Une accélération financière et industrielle
Fluidstack a officialisé le 22 juillet une opération bouclée en janvier 2026 : une levée de 830 millions de dollars en série A qui porte la valorisation de la société à 7,5 milliards de dollars. Mené par le fonds Situational Awareness, créé par l'ancien chercheur d'OpenAI Leopold Aschenbrenner, ce tour de table n'a pas livré l'identité des autres investisseurs.
Du néocloud à l'opérateur de « full stack »
Fondée en 2017 à Oxford, Fluidstack s'était d'abord fait connaître comme une place de marché facilitant la mise à disposition de ressources de calcul peu exploitées. Ces dernières années, et particulièrement lors de la vague de demande en GPU Nvidia en 2023-2024, la société a progressivement remonté la chaîne de valeur. Elle ne se contente plus d'orchestrer des GPU : elle affirme désormais acheter l'électricité, concevoir et construire des centres de données, puis en exploiter les équipements informatiques pour livrer des clusters dédiés aux laboratoires d'IA.

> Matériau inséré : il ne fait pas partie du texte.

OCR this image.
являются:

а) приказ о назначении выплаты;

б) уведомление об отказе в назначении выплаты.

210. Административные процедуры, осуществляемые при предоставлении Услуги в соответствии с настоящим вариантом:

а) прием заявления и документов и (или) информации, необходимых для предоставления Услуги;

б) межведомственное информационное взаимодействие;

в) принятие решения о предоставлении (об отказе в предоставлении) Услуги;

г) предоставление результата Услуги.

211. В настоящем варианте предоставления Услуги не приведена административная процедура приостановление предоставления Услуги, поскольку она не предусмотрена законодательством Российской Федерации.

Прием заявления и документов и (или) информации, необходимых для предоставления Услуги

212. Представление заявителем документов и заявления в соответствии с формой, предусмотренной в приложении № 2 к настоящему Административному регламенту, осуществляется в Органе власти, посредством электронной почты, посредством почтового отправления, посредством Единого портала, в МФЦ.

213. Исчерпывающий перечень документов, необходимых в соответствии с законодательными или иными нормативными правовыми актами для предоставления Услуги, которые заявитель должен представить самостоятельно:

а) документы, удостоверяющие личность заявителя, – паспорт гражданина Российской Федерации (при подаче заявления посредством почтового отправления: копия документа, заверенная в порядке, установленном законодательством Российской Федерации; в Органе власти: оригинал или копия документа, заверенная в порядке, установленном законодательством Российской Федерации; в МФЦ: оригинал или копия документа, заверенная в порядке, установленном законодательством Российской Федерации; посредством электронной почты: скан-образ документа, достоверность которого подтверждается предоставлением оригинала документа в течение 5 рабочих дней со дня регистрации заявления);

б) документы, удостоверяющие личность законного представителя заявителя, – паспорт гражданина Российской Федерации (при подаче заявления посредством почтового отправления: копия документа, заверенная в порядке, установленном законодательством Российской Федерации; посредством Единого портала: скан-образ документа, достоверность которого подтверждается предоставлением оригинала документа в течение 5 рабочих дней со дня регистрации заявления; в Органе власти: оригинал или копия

- Montant de la levée : 830 millions de dollars (janvier 2026, annoncé juillet).
- Valorisation : 7,5 milliards de dollars.

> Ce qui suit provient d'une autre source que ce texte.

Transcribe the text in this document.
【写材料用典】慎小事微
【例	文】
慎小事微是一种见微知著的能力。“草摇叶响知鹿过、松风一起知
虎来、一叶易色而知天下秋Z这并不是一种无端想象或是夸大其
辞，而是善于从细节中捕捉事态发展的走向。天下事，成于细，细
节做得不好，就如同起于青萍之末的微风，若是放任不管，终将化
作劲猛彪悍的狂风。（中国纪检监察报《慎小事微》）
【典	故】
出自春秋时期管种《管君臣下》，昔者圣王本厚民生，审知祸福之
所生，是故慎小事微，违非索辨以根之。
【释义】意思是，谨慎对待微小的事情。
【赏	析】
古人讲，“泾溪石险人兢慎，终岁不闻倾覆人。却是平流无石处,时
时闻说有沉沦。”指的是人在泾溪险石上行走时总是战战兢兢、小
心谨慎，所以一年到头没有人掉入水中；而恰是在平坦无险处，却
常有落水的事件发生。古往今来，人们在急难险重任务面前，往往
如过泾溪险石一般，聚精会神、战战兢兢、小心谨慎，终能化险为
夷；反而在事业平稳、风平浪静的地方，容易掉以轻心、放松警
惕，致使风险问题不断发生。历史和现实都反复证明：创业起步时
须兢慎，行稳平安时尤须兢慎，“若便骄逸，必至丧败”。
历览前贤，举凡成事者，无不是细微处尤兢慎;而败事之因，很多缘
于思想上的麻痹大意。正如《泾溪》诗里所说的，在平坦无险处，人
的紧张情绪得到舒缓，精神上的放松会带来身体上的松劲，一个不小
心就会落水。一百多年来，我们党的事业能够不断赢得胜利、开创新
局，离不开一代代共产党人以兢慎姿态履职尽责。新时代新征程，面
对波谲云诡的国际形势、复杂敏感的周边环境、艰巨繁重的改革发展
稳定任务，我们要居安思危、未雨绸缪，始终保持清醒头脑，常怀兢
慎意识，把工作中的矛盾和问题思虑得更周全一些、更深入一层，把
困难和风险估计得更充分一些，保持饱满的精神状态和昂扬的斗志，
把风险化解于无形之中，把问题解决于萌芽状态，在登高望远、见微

- Origine : créée en 2017 à Oxford, forte expansion commerciale aux États-Unis.
Cette évolution témoigne d'un virage stratégique : Fluidstack vise désormais à réduire drastiquement les délais de déploiement des capacités, promettant plusieurs gigawatts installés en six mois — un tempo présenté comme nettement supérieur aux 18 à 24 mois habituellement observés dans l'industrie des centres de données.
Un modèle attirant pour les développeurs de modèles
Pour les laboratoires et entreprises développant des modèles d'IA, l'attrait est double : disposer de clusters dédiés, taillés pour l'entraînement massif, et pouvoir les obtenir plus rapidement que via les chaînes d'approvisionnement traditionnelles des hyperscalers. La stratégie de Fluidstack bénéficie, selon l'entreprise, du soutien d'acteurs majeurs du secteur — cités dans l'annonce — comme Anthropic et Google, qui participent indirectement ou directement à la dynamique commerciale autour des capacités GPU.

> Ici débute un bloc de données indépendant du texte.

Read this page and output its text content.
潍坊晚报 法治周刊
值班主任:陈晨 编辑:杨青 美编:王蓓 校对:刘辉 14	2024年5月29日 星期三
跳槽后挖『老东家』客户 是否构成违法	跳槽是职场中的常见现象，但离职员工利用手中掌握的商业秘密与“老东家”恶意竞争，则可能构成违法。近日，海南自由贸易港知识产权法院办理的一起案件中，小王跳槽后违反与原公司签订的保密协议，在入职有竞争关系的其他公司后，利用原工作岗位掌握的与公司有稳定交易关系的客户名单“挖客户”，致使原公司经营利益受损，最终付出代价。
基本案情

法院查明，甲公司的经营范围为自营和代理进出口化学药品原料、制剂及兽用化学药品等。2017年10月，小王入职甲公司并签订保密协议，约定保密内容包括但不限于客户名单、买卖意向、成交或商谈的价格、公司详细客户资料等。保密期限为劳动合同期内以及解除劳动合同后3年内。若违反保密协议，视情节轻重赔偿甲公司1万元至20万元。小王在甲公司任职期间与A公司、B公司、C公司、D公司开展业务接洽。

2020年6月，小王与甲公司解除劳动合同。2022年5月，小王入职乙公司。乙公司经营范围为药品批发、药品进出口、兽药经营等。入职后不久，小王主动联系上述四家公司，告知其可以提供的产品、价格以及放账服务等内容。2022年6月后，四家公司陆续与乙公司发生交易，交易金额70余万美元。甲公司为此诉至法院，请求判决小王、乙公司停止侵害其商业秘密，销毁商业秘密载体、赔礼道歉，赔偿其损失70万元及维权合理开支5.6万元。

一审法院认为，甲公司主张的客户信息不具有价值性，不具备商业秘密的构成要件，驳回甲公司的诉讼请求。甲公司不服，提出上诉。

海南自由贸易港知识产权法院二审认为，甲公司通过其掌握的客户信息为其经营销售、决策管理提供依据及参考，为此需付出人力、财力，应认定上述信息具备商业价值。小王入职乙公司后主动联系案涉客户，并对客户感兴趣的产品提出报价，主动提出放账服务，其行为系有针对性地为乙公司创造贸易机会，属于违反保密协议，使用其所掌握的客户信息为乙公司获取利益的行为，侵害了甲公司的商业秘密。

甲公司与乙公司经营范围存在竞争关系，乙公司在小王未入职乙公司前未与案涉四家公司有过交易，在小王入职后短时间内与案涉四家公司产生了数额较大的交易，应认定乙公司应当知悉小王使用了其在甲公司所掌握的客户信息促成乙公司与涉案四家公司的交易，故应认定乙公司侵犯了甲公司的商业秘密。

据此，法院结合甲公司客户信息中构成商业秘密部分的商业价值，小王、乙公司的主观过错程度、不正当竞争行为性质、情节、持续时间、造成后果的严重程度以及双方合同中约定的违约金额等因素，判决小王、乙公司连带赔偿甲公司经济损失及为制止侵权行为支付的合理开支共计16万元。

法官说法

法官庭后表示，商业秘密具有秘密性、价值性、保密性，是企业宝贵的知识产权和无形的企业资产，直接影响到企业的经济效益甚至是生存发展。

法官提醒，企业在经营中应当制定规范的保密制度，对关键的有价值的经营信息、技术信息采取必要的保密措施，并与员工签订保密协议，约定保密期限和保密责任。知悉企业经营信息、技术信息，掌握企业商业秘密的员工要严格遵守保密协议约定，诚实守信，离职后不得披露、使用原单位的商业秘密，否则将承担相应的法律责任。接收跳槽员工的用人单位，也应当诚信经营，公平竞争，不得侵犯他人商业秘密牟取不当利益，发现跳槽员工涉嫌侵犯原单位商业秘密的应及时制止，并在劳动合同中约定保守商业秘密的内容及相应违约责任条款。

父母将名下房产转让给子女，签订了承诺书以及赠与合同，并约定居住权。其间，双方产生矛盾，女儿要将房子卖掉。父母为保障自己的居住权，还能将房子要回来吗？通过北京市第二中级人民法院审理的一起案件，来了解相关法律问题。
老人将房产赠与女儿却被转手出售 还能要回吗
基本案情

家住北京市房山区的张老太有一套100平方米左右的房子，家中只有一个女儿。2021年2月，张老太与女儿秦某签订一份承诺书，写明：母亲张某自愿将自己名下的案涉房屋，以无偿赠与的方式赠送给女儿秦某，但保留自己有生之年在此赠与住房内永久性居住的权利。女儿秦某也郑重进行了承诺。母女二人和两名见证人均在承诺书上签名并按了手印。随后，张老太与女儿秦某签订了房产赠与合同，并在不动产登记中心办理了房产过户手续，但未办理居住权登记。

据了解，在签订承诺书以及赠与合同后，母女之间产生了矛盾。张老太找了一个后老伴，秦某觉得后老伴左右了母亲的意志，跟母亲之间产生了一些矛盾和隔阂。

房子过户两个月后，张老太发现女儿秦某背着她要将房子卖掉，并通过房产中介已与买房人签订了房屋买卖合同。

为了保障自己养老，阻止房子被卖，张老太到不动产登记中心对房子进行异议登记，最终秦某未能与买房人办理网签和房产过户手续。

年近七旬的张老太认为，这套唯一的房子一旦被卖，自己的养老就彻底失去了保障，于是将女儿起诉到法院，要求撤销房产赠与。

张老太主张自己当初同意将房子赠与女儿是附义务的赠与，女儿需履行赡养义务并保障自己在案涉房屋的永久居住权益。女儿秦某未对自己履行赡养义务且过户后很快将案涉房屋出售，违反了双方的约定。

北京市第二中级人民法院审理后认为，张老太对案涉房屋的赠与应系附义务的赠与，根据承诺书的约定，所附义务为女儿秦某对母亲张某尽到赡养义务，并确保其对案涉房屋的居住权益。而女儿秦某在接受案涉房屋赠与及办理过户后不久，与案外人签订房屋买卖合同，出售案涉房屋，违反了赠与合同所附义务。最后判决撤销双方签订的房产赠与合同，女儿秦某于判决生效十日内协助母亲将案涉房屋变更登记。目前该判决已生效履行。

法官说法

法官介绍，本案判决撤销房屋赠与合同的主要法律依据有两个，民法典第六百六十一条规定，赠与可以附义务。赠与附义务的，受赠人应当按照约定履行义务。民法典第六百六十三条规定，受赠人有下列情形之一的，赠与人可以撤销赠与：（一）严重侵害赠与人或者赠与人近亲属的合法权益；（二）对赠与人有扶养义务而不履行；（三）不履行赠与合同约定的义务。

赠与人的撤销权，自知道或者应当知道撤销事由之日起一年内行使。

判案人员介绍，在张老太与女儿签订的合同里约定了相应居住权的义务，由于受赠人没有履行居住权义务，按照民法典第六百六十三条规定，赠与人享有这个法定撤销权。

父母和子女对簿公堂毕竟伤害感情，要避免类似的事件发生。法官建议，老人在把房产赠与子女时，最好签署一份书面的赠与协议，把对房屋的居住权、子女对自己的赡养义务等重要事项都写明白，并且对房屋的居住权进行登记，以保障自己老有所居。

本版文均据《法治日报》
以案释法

Conséquences géographiques et politiques
La trajectoire de Fluidstack s'accompagne d'un recentrage vers les États-Unis et d'un recul des projets menés en France. Après avoir opéré depuis le Royaume-Uni, la société est en train de devenir à dominante américaine, tant en termes d'implantation que de clientèle. Cette bascule pose des questions sur la souveraineté industrielle européenne en matière d'infrastructures AI-ready et sur la capacité des acteurs locaux à rivaliser face à des levées et des ambitions de très grande ampleur.
| Élément | Donnée |
|---|---|
| Année de création | 2017 (Oxford) |
| Montant levé | 830 M$ (Série A, janvier 2026) |
| Valorisation | 7,5 Md$ |
| Délai de déploiement visé | ~6 mois pour plusieurs gigawatts |
Interrogations sur le modèle et les risques
La montée en puissance verticale — de la fourniture logicielle à l'acquisition d'électricité et à la construction d'infrastructures — exige des capitaux et des compétences opérationnelles très différentes. Si l'offre séduit par sa rapidité, elle expose aussi Fluidstack aux aléas réglementaires, aux coûts fixes élevés (énergie, foncier, équipement) et à des besoins d'optimisation énergétique qui pèsent fortement sur la rentabilité. Le discours de l'entreprise sur la vitesse de déploiement sera scruté : tenir un rythme « gigawatt en six mois » nécessite non seulement des financements, mais aussi des accès prioritaires à l'électricité et à des chaînes d'approvisionnement matérielles robustes.
Enfin, la communication différée — six mois entre la clôture du tour et son annonce publique — pose la question des motifs : stratégie de discrétion vis-à-vis des concurrents, contraintes contractuelles avec des partenaires, ou autre calendrier commercial.
Avec cette opération, Fluidstack affirme son ambition de jouer un rôle majeur dans l'écosystème de l'IA d'infrastructure. Reste à vérifier si le passage d'une marketplace agile à un acteur intégrateur et propriétaire d'infrastructures à grande échelle tiendra ses promesses économiques et opérationnelles.